The handful of teammates and reporters looked on with smiles as the two debated the relative importance on the world stage of Kirilenko’s Russia and Tag’s Texas. Nothing Kirilenko could come up with got Tag to concede that the Lonestar State was less important on a global scale than AK’s nation of 150 million. “You’re in America now, buddy,” Tag told his teammate through a playful smirk.

Another time, Tag invited Bags and me to share in his birthday bounty; a ballboy had brought a large bag of Swedish Fish — one of his favorite candies — to the game on the night Ostertag turned 33. So after the Jazz knocked off the visiting Magic, a good-natured Ostertag used those giant mitts to dole out the red gummies while joking about his age and inevitable decline. Maybe that was prescient, as Ostertag had already scored his final NBA bucket. He appeared in just five more games after that birthday, but logged between two and nine minutes in each. Whether he knew it or not, the end was creeping ever nearer, and the book would soon be closed on a career that remains as hard to define as almost any in his club’s history.
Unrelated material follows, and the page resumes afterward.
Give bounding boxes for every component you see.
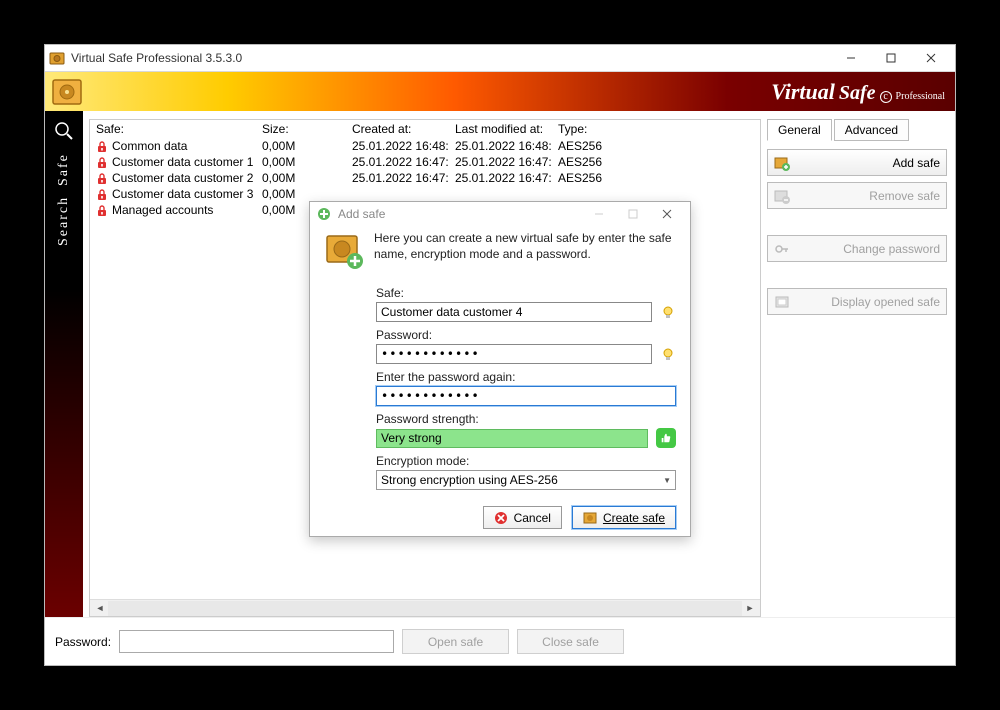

At his best, Ostertag was a really important piece for the Jazz. He played a key role in two Finals runs, and he retains high rankings on the franchise lists for blocks (third), rebounds (fourth) and games played (sixth). Nobody who has played for the Jazz since his retirement has logged anywhere near the 87 playoff appearances that Tag made2. He is an indelible part of franchise history. At the same time, his inconsistency confounded teammates and fans alike — and frustrated Ostertag himself. He was capable of blocking 11 shots in a game, or snaring 20+ boards. He was also capable of checking out, of reporting to camp out of shape, or of excusing himself entirely via an early ejection. Just like his off-court personality, his on-court contributions were unique and mercurial.

That’s why one of favorite Ostertag moments — right up there with “bleeping bleep” and the Swedish Fish — was the incredibly human moment of self-awareness and self-deprecation that followed a particularly good performance during his final season. A few of us stood around his locker and peppered him with questions about his solid outing and where that tenacity had been. “I really don’t know, guys,” Tag answered through a sideways smile and with his trademark drawl. “I’ve been answering questions like this since I came into the league. If I knew how to bottle this up and take it to the next game and play this way every night, I would.”
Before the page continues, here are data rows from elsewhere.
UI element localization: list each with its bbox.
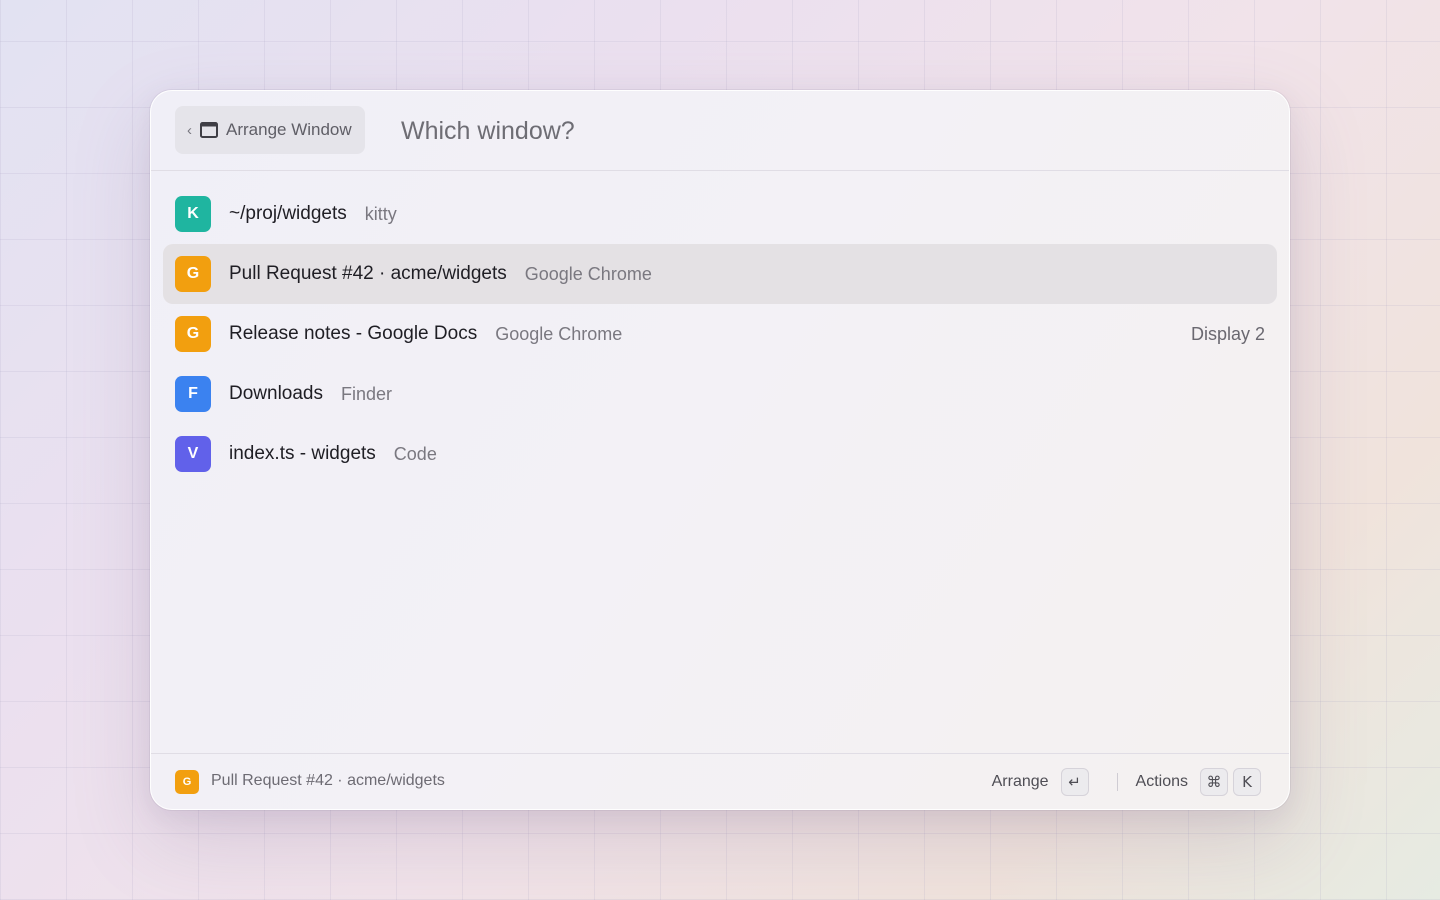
back-button-label: Arrange Window: [226, 120, 352, 139]
return-key-icon: ↵: [1060, 768, 1089, 796]
item-title: Release notes - Google Docs: [229, 323, 478, 344]
actions-button[interactable]: Actions ⌘ K: [1136, 768, 1261, 796]
back-button[interactable]: ‹ Arrange Window: [175, 106, 365, 154]
item-subtitle: kitty: [364, 203, 397, 224]
command-key-icon: ⌘: [1200, 768, 1228, 796]
selected-app-icon: G: [175, 770, 199, 794]
item-subtitle: Google Chrome: [495, 323, 623, 344]
search-input[interactable]: [401, 113, 1001, 149]
list-item[interactable]: K ~/proj/widgets kitty: [163, 184, 1277, 244]
selected-item-title: Pull Request #42 · acme/widgets: [211, 772, 445, 789]
k-key: K: [1233, 768, 1261, 796]
list-item[interactable]: F Downloads Finder: [163, 364, 1277, 424]
divider: [1116, 773, 1118, 791]
item-subtitle: Google Chrome: [524, 263, 652, 284]
app-icon: F: [175, 376, 211, 412]
window-list: K ~/proj/widgets kitty G Pull Request #42 · …: [163, 184, 1277, 484]
item-title: index.ts - widgets: [229, 443, 376, 464]
item-subtitle: Finder: [341, 383, 393, 404]
action-bar: G Pull Request #42 · acme/widgets Arrang…: [151, 753, 1289, 809]
list-item[interactable]: Vindex.ts - widgets Code: [163, 424, 1277, 484]
app-icon: K: [175, 196, 211, 232]
list-item[interactable]: G Release notes - Google Docs Google Chrom…: [163, 304, 1277, 364]
list-item[interactable]: G Pull Request #42 · acme/widgets Google C…: [163, 244, 1277, 304]
item-title: Pull Request #42 · acme/widgets: [229, 263, 507, 284]
command-palette-window: ‹ Arrange Window K ~/proj/widgets kitty G Pu…: [150, 90, 1290, 810]
window-icon: [200, 121, 218, 139]
app-icon: G: [175, 316, 211, 352]
item-accessory: Display 2: [1190, 323, 1265, 344]
palette-header: ‹ Arrange Window: [151, 91, 1289, 171]
item-title: ~/proj/widgets: [229, 203, 347, 224]
arrange-label: Arrange: [991, 773, 1049, 790]
arrange-button[interactable]: Arrange ↵: [992, 768, 1089, 796]
item-title: Downloads: [229, 383, 323, 404]
chevron-left-icon: ‹: [187, 121, 192, 139]
app-icon: V: [175, 436, 211, 472]
actions-label: Actions: [1135, 773, 1188, 790]
app-icon: G: [175, 256, 211, 292]
footer-actions: Arrange ↵ Actions ⌘ K: [992, 766, 1261, 798]
item-subtitle: Code: [393, 443, 437, 464]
That was Ostertag. Approachable as a person, and possessing a wry self-awareness about the difference between his best and worst days. 

This isn’t a eulogy. Ostertag is still kicking around Texas — the capital of which is Austin, by the way. After a D-League stint in 2011-12 and a more recent foray into recreational hockey, the retired center took up farming. He was recently profiled on local news for work he and his wife Shannon are doing to freshen up their town and restore buildings. As you can see in that story, he is still playing the role of slapstick comedian — although probably with fewer expletives and ice-throwing incidents.

Then again, it’s Tag, so who really knows?